Pim (Wilhelmus G.B.M.) Valkenberg was born in the Netherlands where he studied both theology and religious studies. His field of specialization is Christian – Muslim dialogue in the context of Abrahamic partnership, both in the present and in the (Medieval) period. He is also interested in Christology, Hermeneutics, comparative theology, mysticism, and the study of the Qur’an. Pim has taught at the (then) Catholic University of Nijmegen, Loyola University Maryland in Baltimore and is currently professor of Religion and Culture in the School of Theology and Religious Studies at the Catholic University of America in Washington, D.C. Among his edited and authored books in the field of inter religious dialogue are: The Polemical Dialogue (1997), Christology and Dialogue (1997, Dutch), God and Violence (2002, Dutch),In the Footsteps of Abraham (2004, Dutch), and Sharing Lights on the Way to God: Muslim-Christian Dialogue and Theology in the Context of Abrahamic Partnership (Brill/Rodopi, 2006). Pim also participated in the “Learned Ignorance” project of the Institute for Advanced Catholic Studies.

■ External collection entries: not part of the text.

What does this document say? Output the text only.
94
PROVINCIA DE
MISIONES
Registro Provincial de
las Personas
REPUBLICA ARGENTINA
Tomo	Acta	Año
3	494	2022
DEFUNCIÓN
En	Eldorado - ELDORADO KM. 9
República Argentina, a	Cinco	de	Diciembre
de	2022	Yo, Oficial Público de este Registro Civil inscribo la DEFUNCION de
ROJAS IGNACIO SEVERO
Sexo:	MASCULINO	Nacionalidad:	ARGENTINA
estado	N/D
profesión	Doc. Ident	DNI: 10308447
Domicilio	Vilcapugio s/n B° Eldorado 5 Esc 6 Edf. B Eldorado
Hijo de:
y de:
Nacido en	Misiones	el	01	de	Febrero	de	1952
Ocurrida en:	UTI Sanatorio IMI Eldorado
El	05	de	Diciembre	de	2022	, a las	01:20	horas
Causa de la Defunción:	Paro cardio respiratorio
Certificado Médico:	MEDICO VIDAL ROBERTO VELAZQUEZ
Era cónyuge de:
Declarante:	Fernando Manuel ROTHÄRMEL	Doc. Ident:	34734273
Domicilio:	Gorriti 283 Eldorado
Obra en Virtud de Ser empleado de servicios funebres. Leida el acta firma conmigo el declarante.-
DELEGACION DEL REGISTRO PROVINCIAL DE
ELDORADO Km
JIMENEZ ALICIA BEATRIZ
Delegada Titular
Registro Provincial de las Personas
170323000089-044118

Rabbi Reuven Firestone grew up in Northern California and was educated at Antioch College, the Hebrew University in Jerusalem, Hebrew Union College where he received his M.A. in Hebrew literature in 1980 and Rabbinic Ordination in 1982, and New York University where he received his Ph.D. in Arabic and Islamic studies in 1988. He serves as is the Regenstein Professor in Medieval Judaism and Islam at Hebrew Union College in Los Angeles and on the faculty of the School of Religion and the Middle East Studies Center at USC. Firestone’s books include An Introduction to Islam for Jews, Children of Abraham: An Introduction to Judaism for Muslims, Jews, Christians, Muslims in Dialogue: A Practical Handbook, with Leonard Swidler and Khalid Duran, and Who are the Real Chosen People: The Meaning of Chosenness in Judaism, Christianity and Islam. He also co-edited, with Professors James Heft S.M. and Omid Safi, Learned Ignorance: An Investigation into Humility in Interreligious Dialogue between Christians, Muslims and Jews. Professor Firestone has served as vice president of the Association for Jewish Studies (AJS) and the president of the International Qur’anic Studies Association (IQSA).
He has lived with his family in Israel, Egypt and Germany, and has initiated and been involved in numerous projectswhich bring together Jews and Christians and Muslims, Jews and Arabs, and Israelis and Palestinians.